On this, the second warm day in a
row in the second week of April, we are assured that spring, at long last, has arrived.
I’ve removed the tree tape from the red maple sapling and have treated the buck
rub wounds with pruning spray in hopes that the deer will find some other place
to scratch their backs. The forsythia, oaks, maples, and black cherries are in bud,
though the ash and honeysuckle linger in their winter husks awhile longer.
Crocuses, daffodils, and bluebells are in bloom, and a breath of spring is felt
on the warm, gentle breeze.
My
thoughts turn now to treating the lawn once again. In years gone by I’d work
the length of the yard—front, sides, and back—row after row of raking, cutting,
seeding, and fertilizing, but now I have the luxury of hiring a landscaper to
manage those chores. It is a blessing, surely. Yet I notice once again the
shifting contours of the back lawn, a phenomenon that would astound me every
year as the grip of winter yielded to the softening spring. Amid the yard that
I had come to know so intimately—an outcrop of rock to the right of the
hemlock, a bit of thatch here, some moss there, bare patches where I’d cut back
the pachysandra, a deep green swath of grass over the septic fields—I’d see
some subtle changes in the topography of the yard. It was as if the rocks underground
were shifting in silent seismic undulations so that the landscape formed a new
and different terrain. Where once had been a little rise, the lawn lay level
now; where once a gentle rolling slope, a little knoll appeared; and there,
where the rain would puddle in a furrow beside the silver maple, it rolled down
the hill toward my neighbor’s yard.
What
are we to make of such reshaping of the earth, such shifting of the landscape
every year? Perhaps it's a metaphor of all that changes in Nature from
season to season, all that shifts silently, subtly, but certainly from year to
year. The trees are imperceptibly taller each spring, some sturdier, some
feebler, others more mottled with lichens or blight. Perennial plants nudge
their way through the soil reaching toward the sun, bloom for the season, then
fade and die. Annuals flourish in kaleidoscopic glory until, exhausted, they
spend themselves or succumb to the cool nights of an approaching autumn. The
lawns too have their cycles, from the lush greens of a wet spring to the dry
and brittle browns of the midsummer heat or the hibernation of late fall and
winter. Often we celebrate the joys that the season has to offer, but perhaps
more often we take them for granted, hardly noticing the changes as they come
to pass.
It
is like that, I think, with us too, in the subtle silent shifting of our own lives
from year to year. Oh sure, we live intensely all the seasons,
knowing full well “a time to weep and a time to laugh, a time to mourn and a
time to dance.” But we barely notice the seasons of our lives passing, hardly
notice most of the changes until they have come to pass. How could it be that
we are ten years out of college now? Or twenty? Or forty?
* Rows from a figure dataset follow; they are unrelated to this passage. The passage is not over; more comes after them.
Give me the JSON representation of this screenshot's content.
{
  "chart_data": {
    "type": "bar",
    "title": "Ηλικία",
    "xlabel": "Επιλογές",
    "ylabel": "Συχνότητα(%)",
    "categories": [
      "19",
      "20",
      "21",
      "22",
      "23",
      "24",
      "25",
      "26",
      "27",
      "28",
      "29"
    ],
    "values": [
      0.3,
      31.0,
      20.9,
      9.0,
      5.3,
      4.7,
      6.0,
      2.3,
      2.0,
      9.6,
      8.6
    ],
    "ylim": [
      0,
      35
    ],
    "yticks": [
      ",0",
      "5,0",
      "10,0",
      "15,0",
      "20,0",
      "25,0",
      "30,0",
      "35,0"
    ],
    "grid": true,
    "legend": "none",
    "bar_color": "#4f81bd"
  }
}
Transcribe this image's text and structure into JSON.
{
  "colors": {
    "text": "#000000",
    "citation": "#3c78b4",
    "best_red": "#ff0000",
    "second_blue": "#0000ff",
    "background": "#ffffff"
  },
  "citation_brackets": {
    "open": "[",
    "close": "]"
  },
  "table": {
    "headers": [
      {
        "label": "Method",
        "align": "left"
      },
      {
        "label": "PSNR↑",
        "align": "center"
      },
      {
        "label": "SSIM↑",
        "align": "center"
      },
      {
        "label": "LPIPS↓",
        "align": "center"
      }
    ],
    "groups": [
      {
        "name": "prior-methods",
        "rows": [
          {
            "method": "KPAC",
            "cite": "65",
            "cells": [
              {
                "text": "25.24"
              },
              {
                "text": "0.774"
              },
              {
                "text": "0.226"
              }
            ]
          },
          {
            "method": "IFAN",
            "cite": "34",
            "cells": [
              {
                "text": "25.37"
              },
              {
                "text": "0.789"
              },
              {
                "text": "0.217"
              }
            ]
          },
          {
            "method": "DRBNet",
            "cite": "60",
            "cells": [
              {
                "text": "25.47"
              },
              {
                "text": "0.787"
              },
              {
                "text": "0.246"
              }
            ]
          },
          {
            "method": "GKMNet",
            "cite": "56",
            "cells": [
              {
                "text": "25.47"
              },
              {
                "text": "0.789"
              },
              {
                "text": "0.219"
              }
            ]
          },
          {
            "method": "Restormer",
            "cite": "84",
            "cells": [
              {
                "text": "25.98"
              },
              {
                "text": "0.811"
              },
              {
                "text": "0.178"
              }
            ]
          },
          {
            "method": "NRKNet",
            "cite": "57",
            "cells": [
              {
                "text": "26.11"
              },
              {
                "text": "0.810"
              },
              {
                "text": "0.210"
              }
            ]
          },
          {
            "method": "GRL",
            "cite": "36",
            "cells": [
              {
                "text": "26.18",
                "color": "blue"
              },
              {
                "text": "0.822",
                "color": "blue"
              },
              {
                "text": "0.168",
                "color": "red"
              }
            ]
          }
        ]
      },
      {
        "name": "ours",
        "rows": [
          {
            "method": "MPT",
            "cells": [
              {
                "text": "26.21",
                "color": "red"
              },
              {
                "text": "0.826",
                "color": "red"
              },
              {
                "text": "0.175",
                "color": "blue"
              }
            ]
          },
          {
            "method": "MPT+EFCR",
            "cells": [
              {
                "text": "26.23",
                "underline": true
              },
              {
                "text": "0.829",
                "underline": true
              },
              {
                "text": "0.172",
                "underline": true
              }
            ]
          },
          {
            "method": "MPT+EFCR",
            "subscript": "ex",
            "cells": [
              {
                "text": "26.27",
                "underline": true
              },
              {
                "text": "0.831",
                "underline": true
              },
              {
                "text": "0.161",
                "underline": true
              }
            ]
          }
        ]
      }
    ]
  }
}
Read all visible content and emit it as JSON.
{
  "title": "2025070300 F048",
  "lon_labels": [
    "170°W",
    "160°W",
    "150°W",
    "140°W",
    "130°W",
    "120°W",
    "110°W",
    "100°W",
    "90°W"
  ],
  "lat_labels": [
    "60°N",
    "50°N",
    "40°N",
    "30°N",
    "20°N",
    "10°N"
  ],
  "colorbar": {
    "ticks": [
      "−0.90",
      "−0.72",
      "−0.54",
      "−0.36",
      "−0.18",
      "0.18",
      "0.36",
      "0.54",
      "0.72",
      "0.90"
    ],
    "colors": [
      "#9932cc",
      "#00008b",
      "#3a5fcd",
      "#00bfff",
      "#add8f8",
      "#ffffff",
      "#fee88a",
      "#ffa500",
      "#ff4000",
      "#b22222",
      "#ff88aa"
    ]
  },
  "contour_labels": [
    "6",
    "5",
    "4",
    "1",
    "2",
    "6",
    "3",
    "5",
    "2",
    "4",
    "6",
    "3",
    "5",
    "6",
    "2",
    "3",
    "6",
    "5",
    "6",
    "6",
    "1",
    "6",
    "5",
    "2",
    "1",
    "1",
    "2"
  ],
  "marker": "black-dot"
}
When did our little
boys grow to be such fine young men? How is it that my wife and I approach our
42nd wedding anniversary this year? When, along the way, did my
beard become more gray than brown, and my joints begin to ache? It all happened
so quickly, it seems. "Life is what happens while you are busy making other plans,"
John Lennon told us. Perhaps we were too busy living our lives to listen. And so, in the fullness of time, we
grow a little older and a little wiser. Unlike the trees, we tend to stoop a
little more as the years proceed. But like the lawn, trees, and flowers that
keep growing anew each spring, we too greet the next season as it comes, changing
subtly as need be, but reaching—always reaching—toward the promise of the sun.